Little Gain for Business
The move from ME to NT/2000/XP could be justified, better stability, 32 bit and all, but there's just no really good reason to go Vista and, to be honest, Windows 7.
I suspect Windows 7 will gain from not having the Vista name attached but it'll have to pull something more than that out of the hat. There should be some traction from the move from 32 to 64 bits (especially for servers and gamer rigs with massive video-card memory) but its nowhere near the impetus that the move from 95/ME had. Any business which reckons it generally needs more than 4gb ram on the desktop needs to have its IT policy and practises scrutinised.
With Apple doing better than it did, MS is really caught. There are a lot of people out there who aspire to have one of those low spec Macbooks rather than a "better" Dell or HP laptop. For MS, that's a big "ouch!"

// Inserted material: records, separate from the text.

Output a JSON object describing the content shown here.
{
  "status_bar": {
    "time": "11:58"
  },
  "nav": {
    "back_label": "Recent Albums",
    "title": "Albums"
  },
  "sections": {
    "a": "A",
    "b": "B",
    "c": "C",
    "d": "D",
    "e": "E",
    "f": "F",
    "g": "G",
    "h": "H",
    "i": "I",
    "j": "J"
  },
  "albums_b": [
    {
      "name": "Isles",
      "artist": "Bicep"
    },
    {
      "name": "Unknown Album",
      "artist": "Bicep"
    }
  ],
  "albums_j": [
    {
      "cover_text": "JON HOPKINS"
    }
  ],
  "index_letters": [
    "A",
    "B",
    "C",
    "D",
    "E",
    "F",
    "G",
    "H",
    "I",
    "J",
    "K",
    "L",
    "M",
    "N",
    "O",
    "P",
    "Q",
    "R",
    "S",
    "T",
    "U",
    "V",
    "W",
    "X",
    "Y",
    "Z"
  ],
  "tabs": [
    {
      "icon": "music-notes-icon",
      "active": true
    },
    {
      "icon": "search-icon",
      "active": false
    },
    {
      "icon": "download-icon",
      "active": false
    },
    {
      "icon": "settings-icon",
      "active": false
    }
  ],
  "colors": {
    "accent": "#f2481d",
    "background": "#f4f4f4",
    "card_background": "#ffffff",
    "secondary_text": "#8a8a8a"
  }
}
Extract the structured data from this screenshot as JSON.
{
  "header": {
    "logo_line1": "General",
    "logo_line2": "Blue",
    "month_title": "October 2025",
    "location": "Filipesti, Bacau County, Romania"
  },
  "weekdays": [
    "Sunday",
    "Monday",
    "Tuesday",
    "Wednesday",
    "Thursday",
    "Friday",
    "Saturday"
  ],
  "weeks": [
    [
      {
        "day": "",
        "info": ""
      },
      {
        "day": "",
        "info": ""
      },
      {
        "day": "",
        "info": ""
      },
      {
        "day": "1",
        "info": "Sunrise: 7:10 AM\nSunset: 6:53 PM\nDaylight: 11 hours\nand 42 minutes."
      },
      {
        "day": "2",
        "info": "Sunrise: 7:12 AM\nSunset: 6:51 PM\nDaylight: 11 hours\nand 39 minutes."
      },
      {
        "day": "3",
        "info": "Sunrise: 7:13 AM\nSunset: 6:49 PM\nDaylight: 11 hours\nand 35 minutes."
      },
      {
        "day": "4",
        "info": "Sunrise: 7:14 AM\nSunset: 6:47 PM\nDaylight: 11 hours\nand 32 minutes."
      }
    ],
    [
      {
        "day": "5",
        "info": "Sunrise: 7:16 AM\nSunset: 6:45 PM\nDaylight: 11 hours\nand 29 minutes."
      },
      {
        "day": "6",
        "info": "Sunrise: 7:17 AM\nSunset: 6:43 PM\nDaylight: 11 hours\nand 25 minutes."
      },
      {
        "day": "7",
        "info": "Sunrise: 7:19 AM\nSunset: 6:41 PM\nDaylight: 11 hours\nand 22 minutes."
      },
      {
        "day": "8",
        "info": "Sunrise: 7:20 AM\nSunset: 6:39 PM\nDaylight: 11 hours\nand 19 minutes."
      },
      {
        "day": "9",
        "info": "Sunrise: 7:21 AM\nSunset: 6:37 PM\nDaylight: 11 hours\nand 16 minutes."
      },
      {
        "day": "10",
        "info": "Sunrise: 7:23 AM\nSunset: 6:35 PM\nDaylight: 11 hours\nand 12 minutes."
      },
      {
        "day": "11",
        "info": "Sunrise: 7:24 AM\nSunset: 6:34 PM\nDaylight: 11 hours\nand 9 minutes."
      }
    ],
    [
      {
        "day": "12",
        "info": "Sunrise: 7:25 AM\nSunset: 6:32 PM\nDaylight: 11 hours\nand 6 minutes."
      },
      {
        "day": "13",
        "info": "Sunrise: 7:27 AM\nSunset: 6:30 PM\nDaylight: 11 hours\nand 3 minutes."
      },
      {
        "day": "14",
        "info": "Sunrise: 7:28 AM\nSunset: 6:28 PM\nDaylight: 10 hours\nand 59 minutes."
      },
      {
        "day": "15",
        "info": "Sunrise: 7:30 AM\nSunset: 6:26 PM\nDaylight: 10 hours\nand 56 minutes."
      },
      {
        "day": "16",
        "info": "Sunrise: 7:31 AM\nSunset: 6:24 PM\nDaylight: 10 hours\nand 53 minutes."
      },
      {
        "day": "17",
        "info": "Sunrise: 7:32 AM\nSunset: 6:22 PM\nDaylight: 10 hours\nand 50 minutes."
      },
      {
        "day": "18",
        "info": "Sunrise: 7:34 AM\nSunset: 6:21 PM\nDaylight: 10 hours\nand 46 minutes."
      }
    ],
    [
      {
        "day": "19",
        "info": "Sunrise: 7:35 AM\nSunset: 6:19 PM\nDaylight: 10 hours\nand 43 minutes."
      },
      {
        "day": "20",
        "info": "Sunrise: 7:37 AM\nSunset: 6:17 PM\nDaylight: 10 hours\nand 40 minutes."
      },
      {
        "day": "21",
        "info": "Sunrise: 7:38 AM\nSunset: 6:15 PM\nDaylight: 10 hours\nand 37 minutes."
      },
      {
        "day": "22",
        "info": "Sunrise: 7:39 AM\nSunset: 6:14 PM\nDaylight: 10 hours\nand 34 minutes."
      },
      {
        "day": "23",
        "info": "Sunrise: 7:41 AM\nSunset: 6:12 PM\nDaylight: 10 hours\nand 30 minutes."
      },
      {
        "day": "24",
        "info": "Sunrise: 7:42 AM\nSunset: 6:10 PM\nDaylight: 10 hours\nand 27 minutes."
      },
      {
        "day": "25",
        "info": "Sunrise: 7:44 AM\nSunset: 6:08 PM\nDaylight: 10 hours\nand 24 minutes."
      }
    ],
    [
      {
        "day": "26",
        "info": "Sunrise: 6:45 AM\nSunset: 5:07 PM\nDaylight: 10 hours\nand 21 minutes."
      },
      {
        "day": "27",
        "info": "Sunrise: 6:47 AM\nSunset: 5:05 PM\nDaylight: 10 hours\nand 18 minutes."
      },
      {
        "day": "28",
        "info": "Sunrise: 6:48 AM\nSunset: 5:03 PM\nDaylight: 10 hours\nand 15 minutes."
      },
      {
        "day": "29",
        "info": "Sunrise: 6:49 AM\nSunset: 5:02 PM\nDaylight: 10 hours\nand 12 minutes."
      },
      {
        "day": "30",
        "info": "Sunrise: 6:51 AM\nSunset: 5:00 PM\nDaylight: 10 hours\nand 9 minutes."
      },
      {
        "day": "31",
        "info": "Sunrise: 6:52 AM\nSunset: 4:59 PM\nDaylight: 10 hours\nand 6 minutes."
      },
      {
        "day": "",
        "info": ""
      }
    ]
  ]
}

Vista is pretty much dead in the water as W7 is rushed out, but in the meantime, with every "I don't care about computers I just want to do stuff" new home Macbook user, MS gains a "my pc at work sucks" user. From the other side, KDE 4.2 (just for example!) brings Mac-like eye-candy to the standard pc and provides the computer enthusiast with tinkering to their hearts content.
Of course MS will do well with Windows 7, but if they want to keep ahead of the game, they need to pay some serious attention to what customers actually need and they need their hardware providers to do something really quite special to make the Windows PC something someone, anyone, actually wants.